What Did I Gain from Residential Alcohol Rehab?

Deb Goes to Alcohol Rehab

Before I went to alcohol rehab, I always had the impression that the only thing someone with alcohol problem had to do was not drink - I didn't know that getting healthy- and staying healthy - usually requires an entire lifestyle change. Northpoint pointed me in the right direction and gave me the tools that I would need to support my sobriety -

  • An understanding that at the beginning, my drinking was a response, and with that knowledge, I could choose better coping methods.
  • Further understanding that alcoholism was a disease that could be arrested and managed successfully.
  • An awareness of what my personal triggers were - those people, places, and things that make me more likely to drink.
  • Alternatives to drinking that can help with my anxiety and depression -exercise, meditation, hobbies that I enjoy, etc.
  • Better ways to communicate with my loved ones, so we can openly discuss any issues, before they become problems.
  • A sense of fellowship with other addicts and alcoholics. I am not alone, and others have been where I am. I am stronger because I can follow their examples, as well as set my own.

What Is Life like for Me Now, after Alcohol Rehab?

My life is much more manageable now. Because I am not lost in an alcohol-created fog, I am much more present in my own life.
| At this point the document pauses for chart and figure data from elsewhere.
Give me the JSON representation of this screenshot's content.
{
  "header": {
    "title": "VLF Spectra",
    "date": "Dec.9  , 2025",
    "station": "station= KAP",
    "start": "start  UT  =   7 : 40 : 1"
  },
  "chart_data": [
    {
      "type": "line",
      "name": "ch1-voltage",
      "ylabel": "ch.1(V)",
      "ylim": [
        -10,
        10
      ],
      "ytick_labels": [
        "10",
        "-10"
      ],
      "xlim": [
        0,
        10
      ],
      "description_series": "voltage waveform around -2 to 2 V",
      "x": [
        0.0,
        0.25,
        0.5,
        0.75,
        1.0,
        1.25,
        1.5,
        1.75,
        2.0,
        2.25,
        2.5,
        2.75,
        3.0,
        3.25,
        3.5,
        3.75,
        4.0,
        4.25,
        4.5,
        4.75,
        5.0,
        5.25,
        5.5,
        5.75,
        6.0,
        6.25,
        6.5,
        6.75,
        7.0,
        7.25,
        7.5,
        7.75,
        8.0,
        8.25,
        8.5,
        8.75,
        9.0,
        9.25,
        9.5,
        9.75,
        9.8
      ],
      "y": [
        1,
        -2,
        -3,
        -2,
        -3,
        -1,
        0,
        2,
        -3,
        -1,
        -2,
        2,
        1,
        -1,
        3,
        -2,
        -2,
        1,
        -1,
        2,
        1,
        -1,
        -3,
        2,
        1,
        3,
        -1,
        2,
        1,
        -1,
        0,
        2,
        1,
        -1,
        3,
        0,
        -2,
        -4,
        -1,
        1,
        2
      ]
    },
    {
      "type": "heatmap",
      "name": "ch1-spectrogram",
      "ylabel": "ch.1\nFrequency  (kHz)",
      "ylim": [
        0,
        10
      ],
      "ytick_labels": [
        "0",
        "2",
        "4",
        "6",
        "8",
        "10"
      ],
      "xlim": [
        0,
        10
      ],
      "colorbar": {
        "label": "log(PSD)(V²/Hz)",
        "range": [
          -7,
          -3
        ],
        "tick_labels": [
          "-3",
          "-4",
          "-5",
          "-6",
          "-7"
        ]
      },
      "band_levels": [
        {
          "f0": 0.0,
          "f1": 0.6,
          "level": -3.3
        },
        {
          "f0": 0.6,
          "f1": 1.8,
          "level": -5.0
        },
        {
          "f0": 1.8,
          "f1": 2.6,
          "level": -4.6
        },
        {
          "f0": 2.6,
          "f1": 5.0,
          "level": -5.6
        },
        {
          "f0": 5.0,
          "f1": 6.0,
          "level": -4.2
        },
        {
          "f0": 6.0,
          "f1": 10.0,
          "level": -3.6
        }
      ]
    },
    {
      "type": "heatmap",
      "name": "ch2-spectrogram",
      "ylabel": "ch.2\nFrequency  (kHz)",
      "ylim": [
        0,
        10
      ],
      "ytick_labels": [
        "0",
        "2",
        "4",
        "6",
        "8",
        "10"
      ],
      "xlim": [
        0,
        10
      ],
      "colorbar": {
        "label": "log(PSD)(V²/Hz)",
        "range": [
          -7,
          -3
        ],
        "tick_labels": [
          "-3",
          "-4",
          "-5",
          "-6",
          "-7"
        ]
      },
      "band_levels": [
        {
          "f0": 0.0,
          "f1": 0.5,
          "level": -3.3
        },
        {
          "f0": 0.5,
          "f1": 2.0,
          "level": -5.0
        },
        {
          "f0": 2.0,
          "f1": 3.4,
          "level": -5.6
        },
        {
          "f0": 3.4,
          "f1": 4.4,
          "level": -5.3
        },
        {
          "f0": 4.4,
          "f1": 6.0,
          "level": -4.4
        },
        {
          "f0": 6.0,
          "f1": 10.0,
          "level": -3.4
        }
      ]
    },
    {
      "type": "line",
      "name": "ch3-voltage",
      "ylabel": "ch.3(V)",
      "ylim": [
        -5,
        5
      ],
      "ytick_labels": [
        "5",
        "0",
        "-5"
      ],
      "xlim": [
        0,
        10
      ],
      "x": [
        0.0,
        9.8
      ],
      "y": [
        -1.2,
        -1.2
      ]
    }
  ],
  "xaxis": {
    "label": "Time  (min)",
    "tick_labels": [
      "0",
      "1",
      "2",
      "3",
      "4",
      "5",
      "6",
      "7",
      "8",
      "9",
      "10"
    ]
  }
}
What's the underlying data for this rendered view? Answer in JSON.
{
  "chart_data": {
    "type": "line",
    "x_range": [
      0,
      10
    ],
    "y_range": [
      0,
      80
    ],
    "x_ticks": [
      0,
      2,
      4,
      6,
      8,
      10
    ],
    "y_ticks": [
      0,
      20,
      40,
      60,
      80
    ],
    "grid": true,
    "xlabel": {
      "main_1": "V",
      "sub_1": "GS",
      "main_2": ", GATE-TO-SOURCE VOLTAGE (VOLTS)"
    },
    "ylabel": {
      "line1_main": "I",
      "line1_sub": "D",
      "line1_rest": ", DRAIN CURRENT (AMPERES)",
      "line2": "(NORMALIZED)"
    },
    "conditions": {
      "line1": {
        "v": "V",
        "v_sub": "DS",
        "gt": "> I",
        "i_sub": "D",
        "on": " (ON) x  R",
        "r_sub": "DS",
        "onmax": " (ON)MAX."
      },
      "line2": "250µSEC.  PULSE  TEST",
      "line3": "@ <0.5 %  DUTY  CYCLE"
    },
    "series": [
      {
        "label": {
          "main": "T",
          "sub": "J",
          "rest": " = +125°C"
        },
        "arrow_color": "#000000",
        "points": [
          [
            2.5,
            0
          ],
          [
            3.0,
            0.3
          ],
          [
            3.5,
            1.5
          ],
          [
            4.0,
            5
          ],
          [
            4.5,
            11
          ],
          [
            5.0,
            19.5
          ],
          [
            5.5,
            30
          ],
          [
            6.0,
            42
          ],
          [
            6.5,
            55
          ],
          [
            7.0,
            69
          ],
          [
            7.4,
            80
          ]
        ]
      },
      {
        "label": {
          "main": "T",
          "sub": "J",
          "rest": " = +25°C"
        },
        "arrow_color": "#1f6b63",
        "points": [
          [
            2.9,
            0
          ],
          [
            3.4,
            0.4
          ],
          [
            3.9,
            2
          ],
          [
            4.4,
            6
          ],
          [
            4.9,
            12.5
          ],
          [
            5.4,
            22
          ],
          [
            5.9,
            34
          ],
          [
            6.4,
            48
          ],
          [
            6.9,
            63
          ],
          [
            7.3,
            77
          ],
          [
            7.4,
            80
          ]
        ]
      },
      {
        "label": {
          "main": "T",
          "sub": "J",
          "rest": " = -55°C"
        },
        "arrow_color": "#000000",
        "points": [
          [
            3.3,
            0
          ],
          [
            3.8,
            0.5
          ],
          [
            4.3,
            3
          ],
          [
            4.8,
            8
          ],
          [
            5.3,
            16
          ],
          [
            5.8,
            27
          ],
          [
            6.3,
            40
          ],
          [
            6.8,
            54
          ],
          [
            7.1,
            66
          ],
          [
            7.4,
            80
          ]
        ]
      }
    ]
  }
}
I am fully there for my husband, my daughter, my friends, and most importantly, for myself. I feel like my sobriety, is by far, the greatest gift I've ever given my daughter and husband.

I am under no illusion that I have somehow "beaten" my addiction to alcohol. I understand that I will have to always be careful about both my thoughts and my actions. To support my continued sobriety, I am participating in an Intensive Outpatient Program (IOP) for alcohol rehab, and I regularly attend 12-Step meetings.

But, just for today, I am sober. And for that, I am thankful.